By combining numerous design, safety and technical elements, tailored to meet the exacting standards of underwater use, cheap Richard Mille has made his RM032 an unrivaled diver’s watch.
The RM032 has two particularly unusual features in Richard Mille’s collection. First, it’s round, a notable exception for the brand, which generally favors tonneau shapes. Second: it is a diving watch. It is one of a trio whose other members are the extremely complicated and expensive RM025 Tourbillon Chronograph, and the simpler RM028. The RM032 is the perfect combination of the company’s technical expertise, somewhere in between. Dive watches are highly technical in nature, as they must meet many functional criteria, and Richard Mille sees them as a rigorous technical exercise.
The case must be water resistant – a depth rating of 300 meters is common. The case of the RM032 is available in titanium, DLC-treated black titanium or gold (pink or white gold – but these are not strictly diving watches), with a diameter of 50mm and a depth of 17.8mm. RM032 is a beast. It is not at risk of being crushed by water pressure, but it may be prone to other problems. The size of the watch can make it prone to slipping on the wrist, making it vulnerable to accidental rock outcrops, coral reefs or shipwrecks. But the shape of the lugs and the curved caseback ensure that wrists of all sizes will fit comfortably like a limpet on a rock.

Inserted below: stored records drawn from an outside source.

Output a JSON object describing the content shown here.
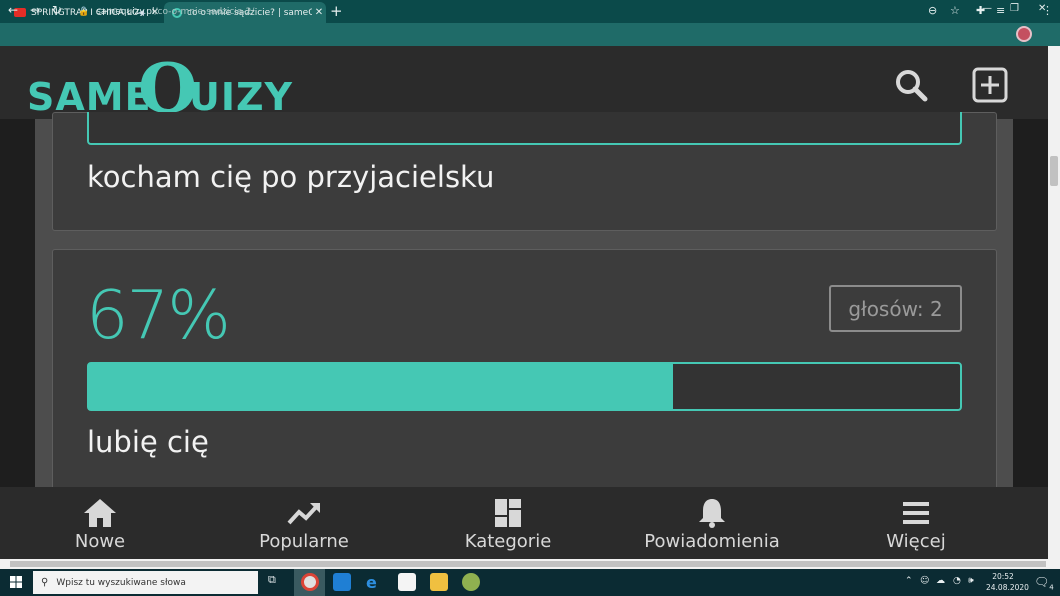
{
  "browser": {
    "tabs": [
      {
        "title": "SPRINGTRAP I CHICA ŁOJĄ M",
        "icon": "youtube-icon"
      },
      {
        "title": "co o mnie sądzicie? | sameQuizy",
        "icon": "samequizy-icon",
        "active": true
      }
    ],
    "url_host": "samequizy.pl",
    "url_path": "/co-o-mnie-sadzicie-2/"
  },
  "site": {
    "logo_same": "SAME",
    "logo_q": "Q",
    "logo_uizy": "UIZY",
    "accent_color": "#45c8b4"
  },
  "results": [
    {
      "answer": "kocham cię po przyjacielsku"
    },
    {
      "percent_label": "67%",
      "percent": 67,
      "votes_label": "głosów: 2",
      "answer": "lubię cię"
    }
  ],
  "bottom_nav": [
    {
      "label": "Nowe",
      "icon": "home-icon"
    },
    {
      "label": "Popularne",
      "icon": "trending-icon"
    },
    {
      "label": "Kategorie",
      "icon": "categories-icon"
    },
    {
      "label": "Powiadomienia",
      "icon": "bell-icon"
    },
    {
      "label": "Więcej",
      "icon": "menu-icon"
    }
  ],
  "taskbar": {
    "search_placeholder": "Wpisz tu wyszukiwane słowa",
    "time": "20:52",
    "date": "24.08.2020",
    "notifications": "4"
  }
}
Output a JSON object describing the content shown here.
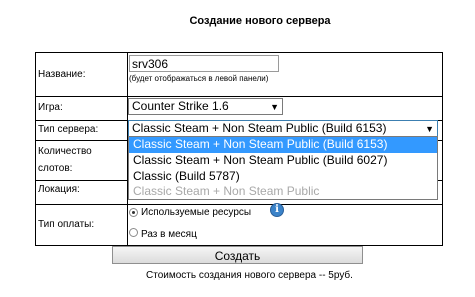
{
  "page": {
    "title": "Создание нового сервера"
  },
  "form": {
    "name_label": "Название:",
    "name_value": "srv306",
    "name_hint": "(будет отображаться в левой панели)",
    "game_label": "Игра:",
    "game_value": "Counter Strike 1.6",
    "server_type_label": "Тип сервера:",
    "server_type_value": "Classic Steam + Non Steam Public (Build 6153)",
    "server_type_options": [
      {
        "label": "Classic Steam + Non Steam Public (Build 6153)",
        "state": "selected"
      },
      {
        "label": "Classic Steam + Non Steam Public (Build 6027)",
        "state": "normal"
      },
      {
        "label": "Classic (Build 5787)",
        "state": "normal"
      },
      {
        "label": "Classic Steam + Non Steam Public",
        "state": "disabled"
      }
    ],
    "slots_label_line1": "Количество",
    "slots_label_line2": "слотов:",
    "location_label": "Локация:",
    "payment_label": "Тип оплаты:",
    "payment_options": [
      {
        "label": "Используемые ресурсы",
        "checked": true
      },
      {
        "label": "Раз в месяц",
        "checked": false
      }
    ],
    "info_icon": "info-icon",
    "submit_label": "Создать",
    "cost_text": "Стоимость создания нового сервера -- 5руб."
  },
  "colors": {
    "highlight": "#3399ff",
    "info": "#3b83c9"
  }
}
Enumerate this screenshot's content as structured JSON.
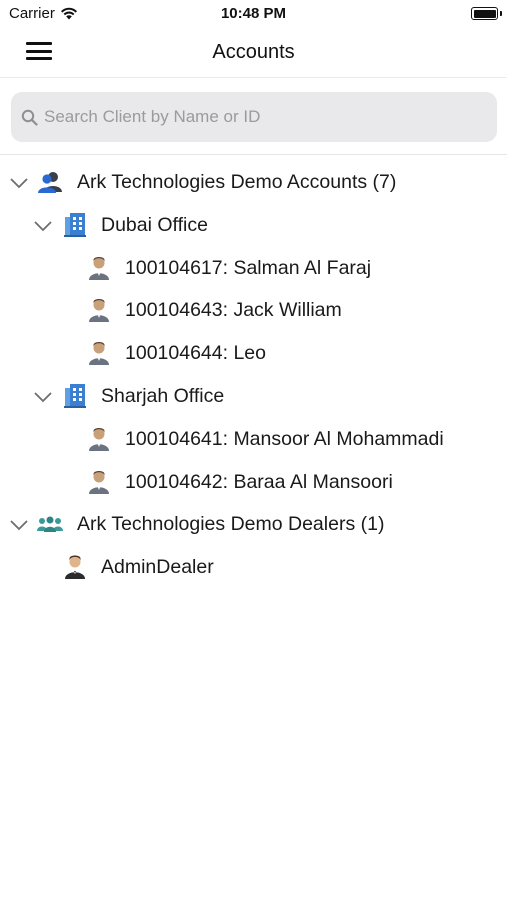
{
  "status": {
    "carrier": "Carrier",
    "time": "10:48 PM"
  },
  "nav": {
    "title": "Accounts"
  },
  "search": {
    "placeholder": "Search Client by Name or ID",
    "value": ""
  },
  "tree": {
    "accounts_group": {
      "label": "Ark Technologies Demo Accounts (7)",
      "expanded": true,
      "icon": "users-group-icon",
      "offices": [
        {
          "label": "Dubai Office",
          "expanded": true,
          "icon": "building-icon",
          "clients": [
            {
              "label": "100104617: Salman Al Faraj",
              "icon": "user-icon"
            },
            {
              "label": "100104643: Jack William",
              "icon": "user-icon"
            },
            {
              "label": "100104644: Leo",
              "icon": "user-icon"
            }
          ]
        },
        {
          "label": "Sharjah Office",
          "expanded": true,
          "icon": "building-icon",
          "clients": [
            {
              "label": "100104641: Mansoor Al Mohammadi",
              "icon": "user-icon"
            },
            {
              "label": "100104642: Baraa Al Mansoori",
              "icon": "user-icon"
            }
          ]
        }
      ]
    },
    "dealers_group": {
      "label": "Ark Technologies Demo Dealers (1)",
      "expanded": true,
      "icon": "team-icon",
      "dealers": [
        {
          "label": "AdminDealer",
          "icon": "dealer-icon"
        }
      ]
    }
  },
  "colors": {
    "chevron": "#6d6d72",
    "building_blue": "#3a7fd0",
    "user_blue": "#1f5fb0",
    "team_teal": "#3a9a9a",
    "search_bg": "#e9e9eb"
  }
}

Water resistance is often a major issue near the crown, which is the natural opening that must be secured. For diving chronographs with two pushers, like the RM032, the risk is multiplied by three. So Richard Mille added some special safety features. The RM032 can be sealed by turning an extra half-turn at the bottom of the crown, instead of the usual four or five turns of the solid crown. An engraved red or green indicator shows the position of the crown – red means the crown is deactivated and the buttons are secured.
The bezel of a diver’s watch should only rotate in one direction and must be lockable. Richard Mille decided to go a step further logically than the traditional ratchet. You have to press the button at 12 o’clock with one finger and the button at 6 o’clock with the other finger and squeeze hard to turn it. If you want to change your dive time, you need to be both deft and firm. The bezel is marked every five minutes, with red for the last fifteen minutes. It slopes inward to protect the surface and focus all attention on the dial.
Luminescence is usually not a standout feature of Richard Mille watches, which are designed to glow during the day rather than at night, but the RM032 features Superluminova on the index points and hands, an important requirement for divers who venture into muddy water or dive in the dark.
That’s all for diving specs. In everything else, the RM032 is Richard Mille, which means it goes way beyond the usual norms and traditions. It’s not just a simple three-hand watch with a date, liked by 99% of divers; it also has a flyback chronograph. A large chronograph seconds hand with a yellow tip skims the minutes track on the outside of the dial, as well as an annual calendar with a large date. If you don’t want to keep the chronograph running, there’s a “running indicator” consisting of a white disc that, as it spins, creates a six-spoke black-and-white animation to show that the cheap watch is running properly. In fact, it’s one of the most readable elements on this watch. With its skeletonized dial, multiple hands, skeletonized parts, visible screws and inscriptions, this Richard Mille certainly attracts a lot of attention.